To make our test “self-healing”, we have an extra operation in our project to move invalidated records into an audit table.

You can find the full code here, but the idea is that you want to insert the invalidated version of the record into a different table, and delete it from the original table:

INSERT INTO dbt_snapshots.historic_revenue_snapshot_invalidated (
                CURRENT_TIMESTAMP as _inserted_at
            FROM {{ ref('historic_revenue_snapshot') }}
            WHERE dbt_valid_to IS NOT null

DELETE FROM {{ ref('historic_revenue_snapshot') }} WHERE dbt_valid_to IS NOT null

The historic_revenue_snapshot_invalidated contains all records that have caused an error, while the historic_revenue_snapshot table no longer has records that will fail the is_null test:

date_day total_revenue dbt_valid_from dbt_valid_to
2020-07-01 30 2020-07-15 null
2020-07-02 1 2020-07-15 null
2020-07-03 17 2020-07-15 null
2020-07-04 6 2020-07-15 null

So failures will only cause an error once, and it’s extremely easy to debug any past failures thanks to the _invalidated table (it’s a good practice to additionally have snapshots of your core tables to make debugging even easier, i.e. so that you will be able to zero in on exact record that caused you trouble, even if you’re not running any tests on them).

Putting it all together

Running this in production does get a little complex — we chose to create one job per important model that covers all the steps.

$ dbt run-operation historic_revenue_snapshot_cleanup
$ dbt run -m +fct_orders
$ dbt snapshot --select historic_revenue_snapshot
$ dbt test -m historic_revenue_snapshot

By adding this to your production run of dbt, you can get ahead of any mistakes, building trust with your stakeholders in the process!


Hey @evgeny.r thanks so much for this inspiring article!

We actually created a regression testing setup based on it and just published a Medium article of our approach.
Also referring back to this post since you got us introduced to the solution. Big thanks for that!


@evgeny.r I have one query regarding using snapshot for fact tables.

Snapshot uses SCD-2, which makes me think this is for tracking dimensions and not facts.

Do you think this will scale well, or have you seen it scale well for large data. I am talking about hourly pipelines for 20 or 50+ api sources that are bringing in order transactions data on lets say a black friday.

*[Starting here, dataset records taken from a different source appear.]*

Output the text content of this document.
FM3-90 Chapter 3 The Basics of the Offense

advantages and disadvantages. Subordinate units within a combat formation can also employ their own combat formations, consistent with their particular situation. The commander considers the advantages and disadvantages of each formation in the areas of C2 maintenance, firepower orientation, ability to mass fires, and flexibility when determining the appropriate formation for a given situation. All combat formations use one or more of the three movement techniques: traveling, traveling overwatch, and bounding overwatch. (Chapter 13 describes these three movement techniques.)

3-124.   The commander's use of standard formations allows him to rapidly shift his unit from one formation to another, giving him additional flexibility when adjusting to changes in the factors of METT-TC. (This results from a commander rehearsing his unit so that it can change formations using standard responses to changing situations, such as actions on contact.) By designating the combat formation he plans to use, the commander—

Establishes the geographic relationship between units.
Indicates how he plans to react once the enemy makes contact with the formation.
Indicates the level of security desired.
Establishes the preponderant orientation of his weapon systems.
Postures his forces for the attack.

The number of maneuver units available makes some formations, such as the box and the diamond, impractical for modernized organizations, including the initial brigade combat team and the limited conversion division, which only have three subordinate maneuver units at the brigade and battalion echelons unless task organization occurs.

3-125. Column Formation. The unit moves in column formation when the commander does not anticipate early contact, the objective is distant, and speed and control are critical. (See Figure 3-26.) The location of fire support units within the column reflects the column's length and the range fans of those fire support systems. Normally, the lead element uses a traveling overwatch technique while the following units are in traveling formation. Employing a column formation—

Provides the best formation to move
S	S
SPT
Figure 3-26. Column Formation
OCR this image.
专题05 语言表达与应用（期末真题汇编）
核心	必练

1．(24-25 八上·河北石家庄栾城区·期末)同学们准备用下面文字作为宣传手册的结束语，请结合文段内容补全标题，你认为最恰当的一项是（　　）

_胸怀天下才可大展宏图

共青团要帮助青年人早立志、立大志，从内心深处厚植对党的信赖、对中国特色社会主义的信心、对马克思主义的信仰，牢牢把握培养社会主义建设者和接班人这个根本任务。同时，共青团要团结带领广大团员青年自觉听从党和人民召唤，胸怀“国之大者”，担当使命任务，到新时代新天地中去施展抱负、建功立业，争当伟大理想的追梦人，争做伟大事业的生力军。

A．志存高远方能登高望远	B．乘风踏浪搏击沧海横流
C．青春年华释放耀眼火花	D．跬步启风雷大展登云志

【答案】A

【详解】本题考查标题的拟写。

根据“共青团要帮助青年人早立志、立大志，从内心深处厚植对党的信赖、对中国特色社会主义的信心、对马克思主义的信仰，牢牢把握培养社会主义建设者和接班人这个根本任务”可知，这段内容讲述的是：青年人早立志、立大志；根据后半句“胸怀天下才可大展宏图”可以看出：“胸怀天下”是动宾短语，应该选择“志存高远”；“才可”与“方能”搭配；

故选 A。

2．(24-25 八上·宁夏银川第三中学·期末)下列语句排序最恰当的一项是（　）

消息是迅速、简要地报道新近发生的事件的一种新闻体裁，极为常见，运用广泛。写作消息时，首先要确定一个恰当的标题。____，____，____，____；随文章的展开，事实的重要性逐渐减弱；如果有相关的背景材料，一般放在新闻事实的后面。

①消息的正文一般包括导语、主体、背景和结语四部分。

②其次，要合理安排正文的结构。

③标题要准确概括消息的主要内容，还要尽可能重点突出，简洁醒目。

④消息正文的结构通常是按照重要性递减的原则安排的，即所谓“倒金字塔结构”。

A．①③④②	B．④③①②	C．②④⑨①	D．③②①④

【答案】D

Snapshots on fact table makes me think we are trying to apply a dimension technique (that too a slowly changing one) for a change data capture on facts that are incoming in bulk and changing way faster than dimensions would.

@somtom I checked your article too and realized you were snapshotting summary facts (sessions) which are surely not going to be huge compared to actual sessions data.

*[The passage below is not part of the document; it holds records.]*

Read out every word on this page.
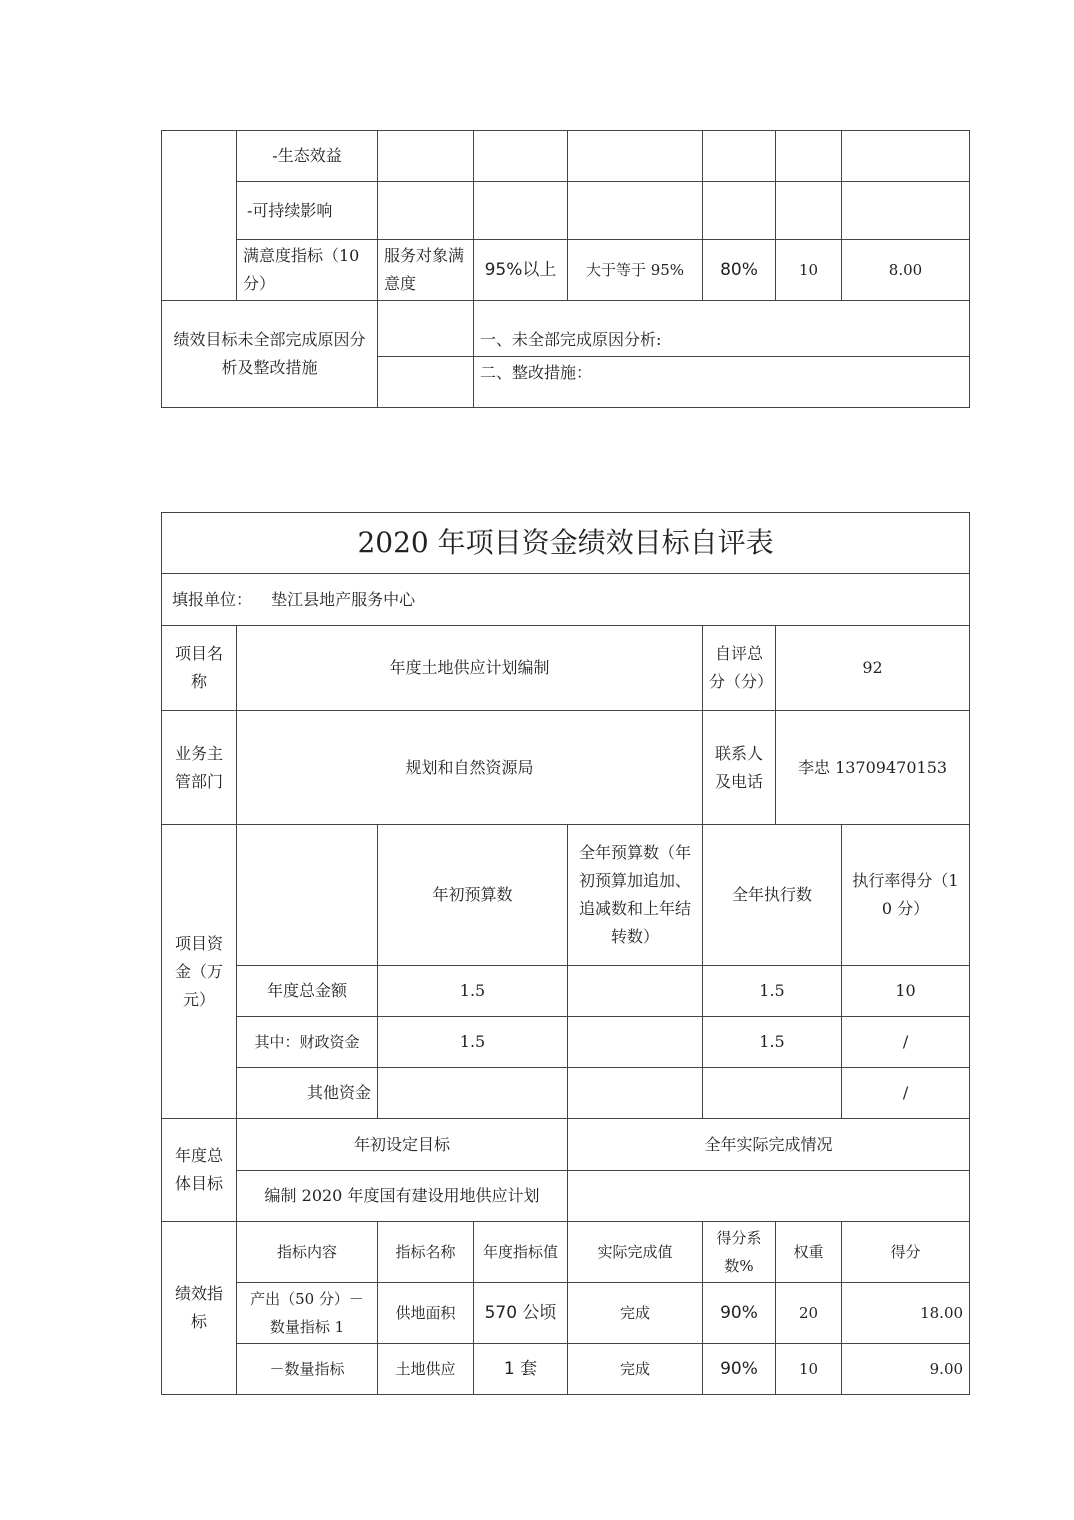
	-生态效益						
	-可持续影响						
	满意度指标（10分）	服务对象满意度	95%以上	大于等于 95%	80%	10	8.00
绩效目标未全部完成原因分析及整改措施			一、未全部完成原因分析:				
			二、整改措施：				
2020 年项目资金绩效目标自评表							
填报单位： 垫江县地产服务中心							
项目名称	年度土地供应计划编制				自评总分（分）	92	
业务主管部门	规划和自然资源局				联系人及电话	李忠 13709470153	
项目资金（万元）		年初预算数		全年预算数（年初预算加追加、追减数和上年结转数）	全年执行数		执行率得分（10 分）
	年度总金额	1.5			1.5		10
	其中：财政资金	1.5			1.5		/
	其他资金						/
年度总体目标	年初设定目标			全年实际完成情况			
	编制 2020 年度国有建设用地供应计划						
绩效指标	指标内容	指标名称	年度指标值	实际完成值	得分系数%	权重	得分
	产出（50 分）－数量指标 1	供地面积	570 公顷	完成	90%	20	18.00
	－数量指标	土地供应	1 套	完成	90%	10	9.00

Do you think snapshotting is a viable option for stagged data (stg_sessions) and not modelled data (fct_sessions). Or will it become a performance bottleneck.

Any help would be appreciated. :slight_smile:

@urwa when snapshotting staged data there might be different things to consider when it comes to performance concerns or the questions whether you need them at all:

  • Can you snapshot it properly at all? Do you for instance have a unique key or do you have an EL job that appends newly or changed records? If the latter, a snapshot might not make too much sense since your EL job is kinda doing snapshots from the source.
  • Would you expect the historical staging data to change at all? If not you might not need snapshots. If historical data does not change, then your snapshot table should not be much bigger than the original staging table itself.

Those are just some quick thoughts that came to my mind.

In our case, as you correctly wrote, we are snapshotting historical summary stats - mostly on modeled fact tables. Thus, we can check that they don’t change. The main reasons for changes are that certain dimensions are adjusted in the source or that we do code changes that have side effects. We did not yet use snapshotting for staging tables, though.